ASDN: A Deep Convolutional Network for Arbitrary Scale Image Super-Resolution
This addresses the need for efficient super-resolution in image viewer applications where users zoom to arbitrary scales, offering a computationally efficient solution with incremental improvements over existing methods.
The paper tackles the problem of arbitrary scale image super-resolution, which is computationally expensive due to requiring training at many scales, by proposing ASDN, a deep convolutional network that uses a Laplacian pyramid method to reconstruct high-resolution images efficiently, achieving about 1 dB higher PSNR than predefined methods at fixed scales and generally exceeding Meta-SR at arbitrary scales.

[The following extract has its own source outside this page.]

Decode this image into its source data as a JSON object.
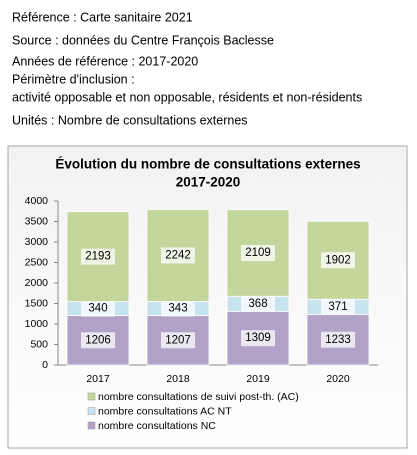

Deep convolutional neural networks have significantly improved the peak signal-to-noise ratio of SuperResolution (SR). However, image viewer applications commonly allow users to zoom the images to arbitrary magnification scales, thus far imposing a large number of required training scales at a tremendous computational cost. To obtain a more computationally efficient model for arbitrary scale SR, this paper employs a Laplacian pyramid method to reconstruct any-scale high-resolution (HR) images using the high-frequency image details in a Laplacian Frequency Representation. For SR of small-scales (between 1 and 2), images are constructed by interpolation from a sparse set of precalculated Laplacian pyramid levels. SR of larger scales is computed by recursion from small scales, which significantly reduces the computational cost. For a full comparison, fixed- and any-scale experiments are conducted using various benchmarks. At fixed scales, ASDN outperforms predefined upsampling methods (e.g., SRCNN, VDSR, DRRN) by about 1 dB in PSNR. At any-scale, ASDN generally exceeds Meta-SR on many scales.